Helene Chadwick — A Nice Girl from Main Street (1922) 🇺🇸

Helene Chadwick (1923) | www.vintoz.com

December 22, 2024

A nice girl. That’s Helene Chadwick. She’d be a nice girl if she were cast for the role of the vamp in A Fool There Was — which will never happen, because she’s with Goldwyn and that’s a Fox property. But you know what I mean. Helene in a slinky gown, with jet earrings, and smoking perfumed cigarettes, would still be a nice girl.

by Delight Evans

She’s just as nice now that she’s a film celebrity as she was when she was the first girl of Chadwick, New York — the town settled by her great-grandparent. I watched her posing as Psyche in the studio of photographer James Abbe during her recent visit to Manhattan. She was one of the loveliest things I — or James Abbe — ever looked at. Marvellous profile; fine little ears; beautiful hair; splendid shoulders — a true Psyche. And yet, even then, she was a Nice Girl. She is frank and western and unaffected in her street clothes. And yet — when you look at her as Psyche, or draped in a Spanish shawl, you think she must have mislaid a choice streak of temperament somewhere. That she may be one of those girls with dual personalities, and that some day she would let you in on the other one.

In spite of the fact that she can’t possibly be in more than her middle-twenties, she has been in pictures a number of years. She played second leads with Pathé for a while, and then went west, soon signing a five-year contract with Goldwyn which has still two years to run. She has been given some fine roles out in Culver City and has made the most of them. “Dangerous Curve Ahead,” the Rupert Hughes story, probably displayed her talents to best advantage.
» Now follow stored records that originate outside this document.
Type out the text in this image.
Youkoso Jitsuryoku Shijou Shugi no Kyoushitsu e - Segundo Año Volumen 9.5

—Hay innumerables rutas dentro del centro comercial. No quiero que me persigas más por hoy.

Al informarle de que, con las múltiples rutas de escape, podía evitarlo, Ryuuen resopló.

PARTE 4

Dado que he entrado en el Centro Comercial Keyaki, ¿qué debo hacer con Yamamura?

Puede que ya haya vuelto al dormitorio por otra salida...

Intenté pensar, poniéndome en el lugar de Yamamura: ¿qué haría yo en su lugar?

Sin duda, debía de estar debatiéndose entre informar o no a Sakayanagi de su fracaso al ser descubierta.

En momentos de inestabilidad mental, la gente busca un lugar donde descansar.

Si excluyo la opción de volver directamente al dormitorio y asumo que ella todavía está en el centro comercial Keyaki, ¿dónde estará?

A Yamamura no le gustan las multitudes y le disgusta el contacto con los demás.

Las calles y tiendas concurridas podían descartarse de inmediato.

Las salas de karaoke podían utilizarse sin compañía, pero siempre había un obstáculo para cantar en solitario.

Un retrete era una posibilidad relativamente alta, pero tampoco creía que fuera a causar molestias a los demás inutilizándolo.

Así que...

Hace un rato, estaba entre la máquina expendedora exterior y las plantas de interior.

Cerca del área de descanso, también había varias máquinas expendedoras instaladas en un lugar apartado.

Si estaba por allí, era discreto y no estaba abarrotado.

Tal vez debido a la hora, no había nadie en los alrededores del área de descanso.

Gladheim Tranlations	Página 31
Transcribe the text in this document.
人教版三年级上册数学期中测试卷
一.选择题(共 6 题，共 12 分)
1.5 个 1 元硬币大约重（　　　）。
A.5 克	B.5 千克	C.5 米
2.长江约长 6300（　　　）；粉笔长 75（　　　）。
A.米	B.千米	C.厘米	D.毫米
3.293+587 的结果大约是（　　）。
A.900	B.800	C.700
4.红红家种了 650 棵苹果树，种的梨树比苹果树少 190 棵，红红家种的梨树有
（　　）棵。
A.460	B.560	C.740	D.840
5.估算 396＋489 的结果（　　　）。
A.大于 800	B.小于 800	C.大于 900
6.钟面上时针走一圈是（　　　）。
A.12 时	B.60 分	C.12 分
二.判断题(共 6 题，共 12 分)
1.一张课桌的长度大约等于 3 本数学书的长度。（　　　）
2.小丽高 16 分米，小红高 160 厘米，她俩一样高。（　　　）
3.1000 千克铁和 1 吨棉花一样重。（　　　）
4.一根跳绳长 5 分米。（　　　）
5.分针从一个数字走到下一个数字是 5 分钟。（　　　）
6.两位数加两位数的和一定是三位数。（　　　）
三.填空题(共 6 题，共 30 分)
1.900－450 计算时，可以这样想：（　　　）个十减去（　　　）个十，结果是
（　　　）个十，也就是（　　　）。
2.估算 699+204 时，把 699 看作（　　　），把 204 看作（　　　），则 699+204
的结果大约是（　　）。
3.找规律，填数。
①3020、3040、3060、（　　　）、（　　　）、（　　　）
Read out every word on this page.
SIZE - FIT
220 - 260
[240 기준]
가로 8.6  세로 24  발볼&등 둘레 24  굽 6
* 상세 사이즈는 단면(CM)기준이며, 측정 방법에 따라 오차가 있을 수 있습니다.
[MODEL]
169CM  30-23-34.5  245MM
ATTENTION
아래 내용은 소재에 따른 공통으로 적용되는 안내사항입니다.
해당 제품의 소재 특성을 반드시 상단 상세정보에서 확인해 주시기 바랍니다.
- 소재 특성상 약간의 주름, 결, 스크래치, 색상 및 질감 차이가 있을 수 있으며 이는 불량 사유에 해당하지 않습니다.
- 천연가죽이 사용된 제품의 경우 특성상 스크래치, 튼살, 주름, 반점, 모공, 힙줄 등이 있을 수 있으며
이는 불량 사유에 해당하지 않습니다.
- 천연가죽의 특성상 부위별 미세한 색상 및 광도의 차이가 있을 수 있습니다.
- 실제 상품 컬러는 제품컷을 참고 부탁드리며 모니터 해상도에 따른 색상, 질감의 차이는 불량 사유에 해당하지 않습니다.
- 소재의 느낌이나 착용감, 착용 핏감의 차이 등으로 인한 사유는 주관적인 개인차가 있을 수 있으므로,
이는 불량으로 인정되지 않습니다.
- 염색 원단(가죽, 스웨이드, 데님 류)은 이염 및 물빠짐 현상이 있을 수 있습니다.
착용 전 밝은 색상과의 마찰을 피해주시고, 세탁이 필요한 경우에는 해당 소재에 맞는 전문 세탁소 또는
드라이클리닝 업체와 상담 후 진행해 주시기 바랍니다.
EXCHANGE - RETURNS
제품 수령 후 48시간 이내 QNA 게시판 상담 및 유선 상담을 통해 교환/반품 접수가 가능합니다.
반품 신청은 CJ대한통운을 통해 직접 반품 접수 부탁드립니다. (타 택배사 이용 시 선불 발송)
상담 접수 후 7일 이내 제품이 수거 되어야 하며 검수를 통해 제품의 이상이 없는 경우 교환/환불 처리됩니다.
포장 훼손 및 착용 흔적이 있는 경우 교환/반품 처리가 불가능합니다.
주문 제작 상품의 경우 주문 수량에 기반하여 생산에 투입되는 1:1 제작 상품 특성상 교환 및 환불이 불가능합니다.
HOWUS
She is a well-poised dramatic actress who may yet astonish the world with a compelling piece of work. Considered for the part of Glory Quayle in “The Christian,” it was finally decided that she was too American in type to be cast for it. But she was presented with the role of the heroine in the next Rupert Hughes picture, so she’s happy.

Out in Hollywood, she lives in a bungalow court with her mother and her Airedale dawg. She hasn’t a limousine; she doesn’t boast of her library of first editions; she says she sings and plays a little and likes to ride; but that’s as far as she’ll go.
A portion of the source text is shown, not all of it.